Sound Transit presented its latest construction plans to a crowd of more than 100 people last night at the recently polished Neptune Theater.

Check out the animated video the agency put together. It shows a 360 degree view of what the footprint of construction will be on the neighborhood.

The questions from the audience were mainly concerns over access at next door buildings, vehicle and pedestrian routing  and common construction disruptions like noise, lights and dust. The most vocal attendees were also the neighbors most likely to feel the impact of years of construction. The University Manor Apartments are so close to construction that the roads just to the north and west of the building will be closed for most of the project. Sound Transit will funnel bikes, pedestrians and people coming and going from the building through a ten foot wide path between Brooklyn Avenue NE and an alley on the east side of the building.
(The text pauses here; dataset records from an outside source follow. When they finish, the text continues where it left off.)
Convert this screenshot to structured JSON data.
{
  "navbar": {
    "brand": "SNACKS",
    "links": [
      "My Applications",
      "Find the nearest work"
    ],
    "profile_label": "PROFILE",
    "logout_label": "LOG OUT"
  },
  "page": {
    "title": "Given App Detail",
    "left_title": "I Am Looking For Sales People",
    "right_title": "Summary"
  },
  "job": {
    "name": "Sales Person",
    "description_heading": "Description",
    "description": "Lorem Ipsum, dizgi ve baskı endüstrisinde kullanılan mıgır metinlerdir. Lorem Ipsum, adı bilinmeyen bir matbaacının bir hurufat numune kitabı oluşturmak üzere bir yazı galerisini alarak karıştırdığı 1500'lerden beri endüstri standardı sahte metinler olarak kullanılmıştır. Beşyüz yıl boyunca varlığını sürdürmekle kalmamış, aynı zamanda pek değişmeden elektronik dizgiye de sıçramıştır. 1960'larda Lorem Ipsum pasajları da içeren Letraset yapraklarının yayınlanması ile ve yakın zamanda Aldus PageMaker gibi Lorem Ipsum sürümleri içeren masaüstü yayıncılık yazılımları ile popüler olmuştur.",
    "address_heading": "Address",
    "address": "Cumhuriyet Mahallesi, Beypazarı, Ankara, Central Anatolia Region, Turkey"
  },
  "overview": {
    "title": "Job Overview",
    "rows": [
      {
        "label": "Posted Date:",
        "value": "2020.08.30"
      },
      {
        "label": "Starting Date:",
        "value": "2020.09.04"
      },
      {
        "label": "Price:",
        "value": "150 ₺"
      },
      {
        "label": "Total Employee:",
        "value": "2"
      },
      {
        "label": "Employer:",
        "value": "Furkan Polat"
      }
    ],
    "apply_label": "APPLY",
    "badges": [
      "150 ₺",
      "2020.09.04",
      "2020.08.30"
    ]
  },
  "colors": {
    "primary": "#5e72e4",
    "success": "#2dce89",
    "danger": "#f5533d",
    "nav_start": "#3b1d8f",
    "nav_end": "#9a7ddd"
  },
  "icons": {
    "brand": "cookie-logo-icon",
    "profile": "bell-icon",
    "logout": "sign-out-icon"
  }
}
While most issues were localized, the agency also showed slides that explained how construction trucks will get to and from the site.  Through all project stages, trucks will use the NE 50th Street on- and off-ramps at I-5. Drivers will take their haul through the one-way couplet of Roosevelt Way NE and 11th Avenue NE during demolition and add Brooklyn Avenue NE during excavation and construction.

You can run through the presentation to see how Sound Transit plans to roll out construction. A couple more design open houses will happen next year as will demolition of buildings at the site. Excavation won’t start until 2013. Service is scheduled to begin in 2021.